Quite a few years ago, in the summer of 1984, I was living the hard core back-to-the-land Idaho panhandle hippie dream. Chopping wood and carrying water was the least of it. Two babies in cloth diapers. Scrubbing laundry on a board in a tub. Goats, two of them, to milk daily, and no refrigeration, so cheese, made from any milk we didn’t drink. A garden, of course, with vegetables to preserve in jars on a wood cookstove. Firewood to cut. Pickled eggs. Chickens, ducks, geese, cats, a dog, and one of those partners who is more like a third child than a second adult. He worked for an outfit out on the highway whose sign out front said “Swine Enterprises.” The pig farm.
One July afternoon a couple about our age came by the pig farm looking to buy a piglet to raise. They hailed from a region to the south called “the Palouse.” They came around to our house to visit after the pig transaction. They stayed for dinner. We played a little music. They had a friend with them, a little guy with a bushy black beard whom they introduced as Charlie Brown.
Well this Charlie Brown person checked out his surroundings and knew right off that it was my lucky day. He shuffled a chair to the corner of the summer kitchen that gave him a panoramic view of the house, garden and animal pens, then began a recitation of the adjustments that would improve my situation.

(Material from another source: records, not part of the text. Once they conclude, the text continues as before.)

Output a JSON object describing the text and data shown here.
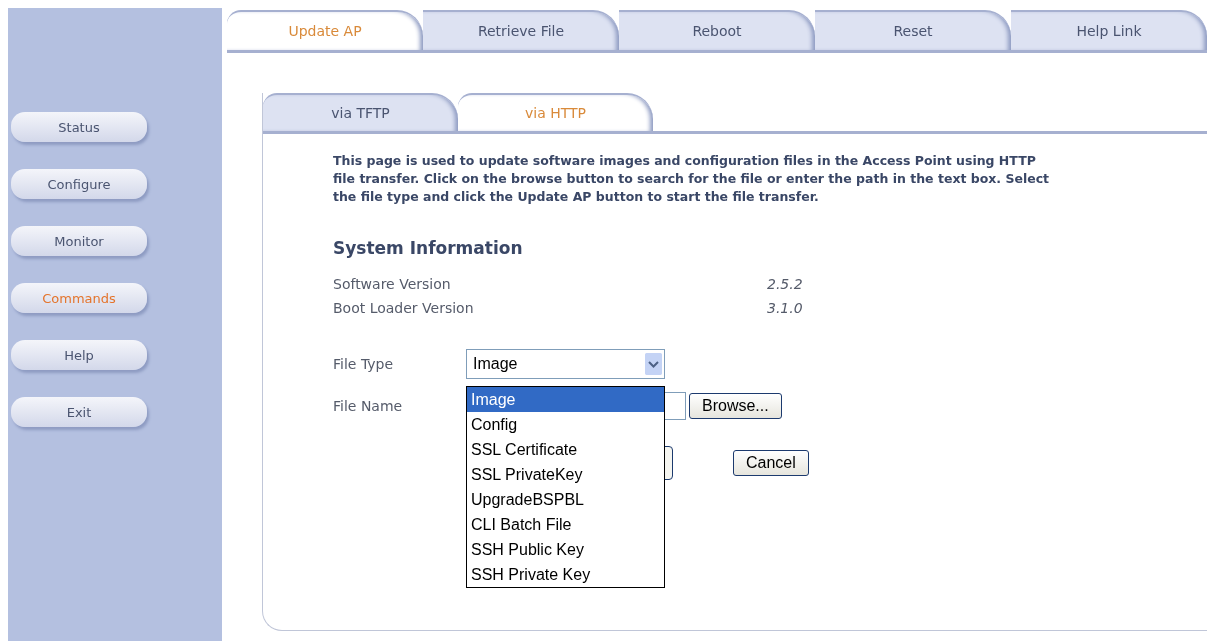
{
  "sidebar": {
    "items": [
      {
        "label": "Status",
        "selected": false
      },
      {
        "label": "Configure",
        "selected": false
      },
      {
        "label": "Monitor",
        "selected": false
      },
      {
        "label": "Commands",
        "selected": true
      },
      {
        "label": "Help",
        "selected": false
      },
      {
        "label": "Exit",
        "selected": false
      }
    ]
  },
  "tabs": [
    {
      "label": "Update AP",
      "selected": true
    },
    {
      "label": "Retrieve File",
      "selected": false
    },
    {
      "label": "Reboot",
      "selected": false
    },
    {
      "label": "Reset",
      "selected": false
    },
    {
      "label": "Help Link",
      "selected": false
    }
  ],
  "subtabs": [
    {
      "label": "via TFTP",
      "selected": false
    },
    {
      "label": "via HTTP",
      "selected": true
    }
  ],
  "description": "This page is used to update software images and configuration files in the Access Point using HTTP file transfer. Click on the browse button to search for the file or enter the path in the text box. Select the file type and click the Update AP button to start the file transfer.",
  "system_information": {
    "title": "System Information",
    "rows": [
      {
        "label": "Software Version",
        "value": "2.5.2"
      },
      {
        "label": "Boot Loader Version",
        "value": "3.1.0"
      }
    ]
  },
  "form": {
    "file_type_label": "File Type",
    "file_type_value": "Image",
    "file_name_label": "File Name",
    "browse_button": "Browse...",
    "cancel_button": "Cancel",
    "options": [
      {
        "label": "Image",
        "selected": true
      },
      {
        "label": "Config",
        "selected": false
      },
      {
        "label": "SSL Certificate",
        "selected": false
      },
      {
        "label": "SSL PrivateKey",
        "selected": false
      },
      {
        "label": "UpgradeBSPBL",
        "selected": false
      },
      {
        "label": "CLI Batch File",
        "selected": false
      },
      {
        "label": "SSH Public Key",
        "selected": false
      },
      {
        "label": "SSH Private Key",
        "selected": false
      }
    ]
  }
}
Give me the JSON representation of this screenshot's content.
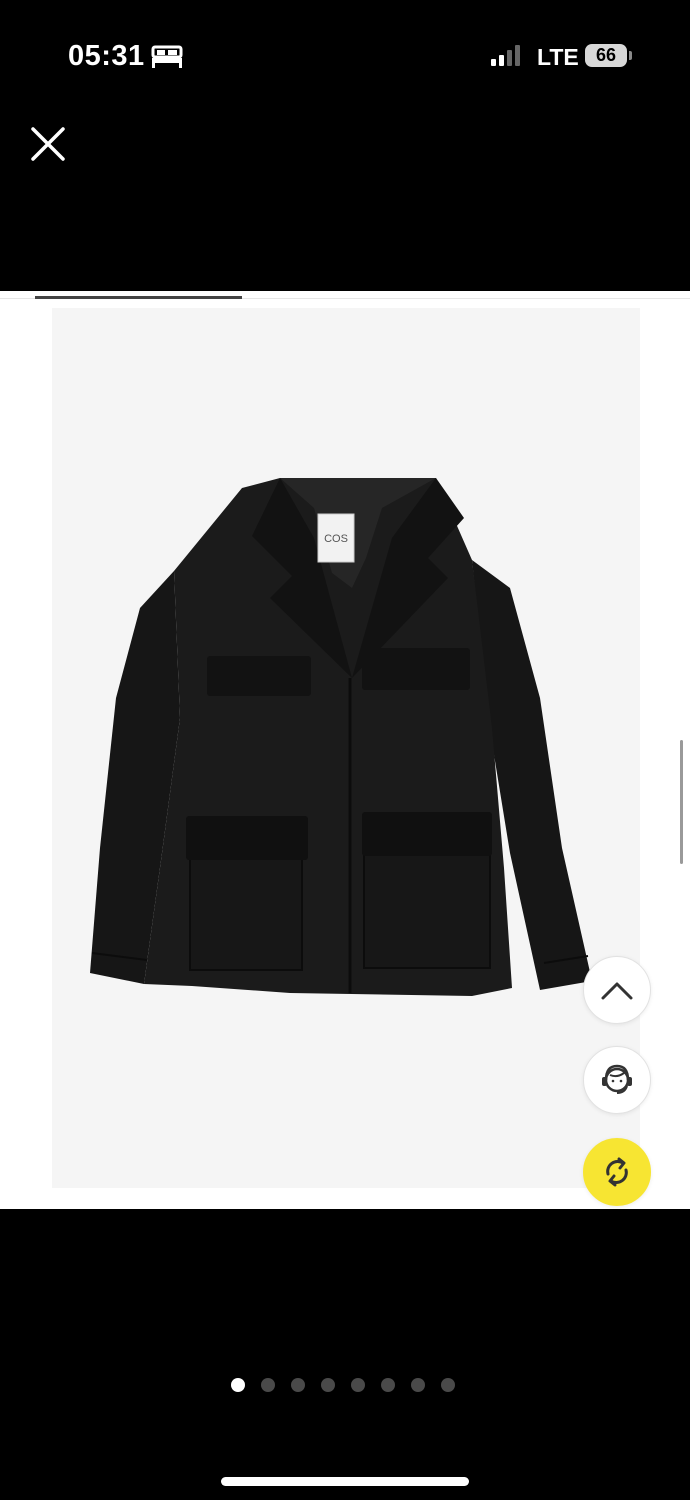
{
  "status_bar": {
    "time": "05:31",
    "network": "LTE",
    "battery": "66",
    "icons": [
      "bed-icon",
      "signal-bars-icon",
      "battery-icon"
    ]
  },
  "toolbar": {
    "close_icon": "close-icon"
  },
  "product_image": {
    "brand_label": "COS",
    "subject": "black utility jacket"
  },
  "floating_actions": [
    "chevron-up-icon",
    "customer-support-icon",
    "convert-icon"
  ],
  "colors": {
    "accent": "#f7e532",
    "background": "#000000",
    "image_bg": "#f5f5f5"
  },
  "gallery": {
    "total_images": 8,
    "active_index": 0
  }
}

The fencing isn’t built right. I should be getting more milk from those goats. The orchard is in the wrong place. You can’t store your hay there. The firewood won’t cure by fall it it is stacked that way. That’s not a proper water dipper.
About the only thing I had working in my favor was wearing my shoes on the right feet.
I’ll never forget that guy, the angle of his body in the chair, the way his limbs flailed each time he got new idea. All you gotta do is this. All you gotta do is that. I remember being silently, politely incensed. The evening played out and we ended up becoming good friends with those folks, absent Charlie Brown, packing up our families and spending weekends camped out at one another’s houses.
A lot of people on the Palouse have Charlie Brown stories. Some say of him, “Oh, he was a lot different before the motorcycle accident.” I remember one evening beside a Palouse farmhouse in the rose light of an August evening, looking past his face and daydreaming across the wind-ripples in a wheatfield while he explained how he developed such an acuity at predicting earthquakes.
My favorite Charlie Brown story, though, is the one about how he taught me one of the most useful lessons of my life: All you gotta do is…. All you gotta do is.. Whenever anybody starts telling you something that starts out with All you gotta do is… already you can stop listening.